1345567 - GetSerialNumber asserts (crashes) incorrectly when logging ref counts of inheritance-related types

Status: NEW

(Core :: XPCOM, defect, P3)

Description

[David Parks [:handyman]]

Attachment: WIP: Failed attempt to make the ASSERT inheritance-aware

If you set the XPCOM refcount logging variable to record a class as well as a subclass of that class then the refcount mechanism will complain about a bad refcount on the first AddRef call.

For example, if classes A is a superclass of B (B is declared with NS_DECL_ISUPPORTS_INHERITED) and we run with XPCOM_MEM_LOG_CLASSES="A,B" then this assert will trip while logging B [1].

The issue is that the logging mechanism has already created a serial number for the object when it logged the base class A but doesn't consider that when doing the test while logging the subclass B.

This is probably a regression from bug 1309051.

---

Extra notes on what I've learned:

One work-around is for the user to not log both classes -- logging A alone would have produced the same events.  But this isn't always obvious.  There are also good reasons to sometimes do both (since the refcount logging procedure usually takes too long to do twice).

The attached patch doesn't fix the issue.  I initially thought I could create an NS_LOG_ADDREF_INHERITED to check the condition but thats wrong.  While the current setup never allows logging an ancestral relationship like A and B above, the code in the patch ends up requiring you to _always_ log the _base_ of any subtype, which is obviously awful.  The problem with the idea was that the subclasses AddRef needs to know whether a superclass created the serial number, not just whether a base class exists (since the base class may not be logged!)

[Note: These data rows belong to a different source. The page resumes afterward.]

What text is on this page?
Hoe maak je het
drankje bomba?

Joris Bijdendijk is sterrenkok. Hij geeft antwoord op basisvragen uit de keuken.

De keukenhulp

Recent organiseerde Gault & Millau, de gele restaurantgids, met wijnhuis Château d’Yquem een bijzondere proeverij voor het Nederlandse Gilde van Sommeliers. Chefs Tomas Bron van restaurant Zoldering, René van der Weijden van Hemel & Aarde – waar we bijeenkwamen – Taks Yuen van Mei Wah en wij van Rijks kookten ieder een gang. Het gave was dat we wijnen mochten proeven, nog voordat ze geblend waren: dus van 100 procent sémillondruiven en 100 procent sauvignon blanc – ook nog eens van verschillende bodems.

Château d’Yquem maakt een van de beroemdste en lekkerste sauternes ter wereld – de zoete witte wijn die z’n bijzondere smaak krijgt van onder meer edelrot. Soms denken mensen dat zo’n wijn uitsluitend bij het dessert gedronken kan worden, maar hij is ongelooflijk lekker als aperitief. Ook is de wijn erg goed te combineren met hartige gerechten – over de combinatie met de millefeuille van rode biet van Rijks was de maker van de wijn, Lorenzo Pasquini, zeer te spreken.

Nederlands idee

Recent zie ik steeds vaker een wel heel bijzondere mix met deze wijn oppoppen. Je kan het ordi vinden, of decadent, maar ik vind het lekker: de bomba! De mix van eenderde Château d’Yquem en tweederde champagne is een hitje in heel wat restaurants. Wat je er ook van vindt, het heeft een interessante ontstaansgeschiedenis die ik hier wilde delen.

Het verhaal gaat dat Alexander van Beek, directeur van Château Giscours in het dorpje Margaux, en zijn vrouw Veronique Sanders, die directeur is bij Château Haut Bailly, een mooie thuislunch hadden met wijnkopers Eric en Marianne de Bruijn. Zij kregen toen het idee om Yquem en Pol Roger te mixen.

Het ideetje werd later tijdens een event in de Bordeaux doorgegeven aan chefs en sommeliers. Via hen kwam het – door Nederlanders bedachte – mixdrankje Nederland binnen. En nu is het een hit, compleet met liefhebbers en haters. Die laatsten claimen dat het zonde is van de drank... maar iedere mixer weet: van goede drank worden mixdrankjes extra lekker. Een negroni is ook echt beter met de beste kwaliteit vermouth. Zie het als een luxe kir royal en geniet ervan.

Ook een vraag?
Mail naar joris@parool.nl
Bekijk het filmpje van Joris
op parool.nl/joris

The real problem is the cemented APIs in this module and the fact that this is heavily-used code.  We could e.g. check the condition before calling Super::AddRef to know if we might need to create the serial number but there is no decent mechanism for communicating this to Super::AddRef and even an extra hash-lookup per call is a huge penalty.  So I have no good ideas.

---

[1] https://hg.mozilla.org/mozilla-central/annotate/58753259bfeb3b818eac7870871b0aae1f8de64a/xpcom/base/nsTraceRefcnt.cpp#l578

Comment 1

[Nathan Froyd [:froydnj]]

Thanks for the report.

One possibility would be to have the uniqueness of GetSerialNumber be dependent on the class name as well as the pointer being AddRef'd, not just the pointer alone, similar to GetBloatEntry.  I'm not sure if that would negate some of the benefits of bug 1309051 or not.  Andrew, thoughts?

Comment 2

[Andrew McCreight [:mccr8]]

These asserts seem like more trouble than they are worth.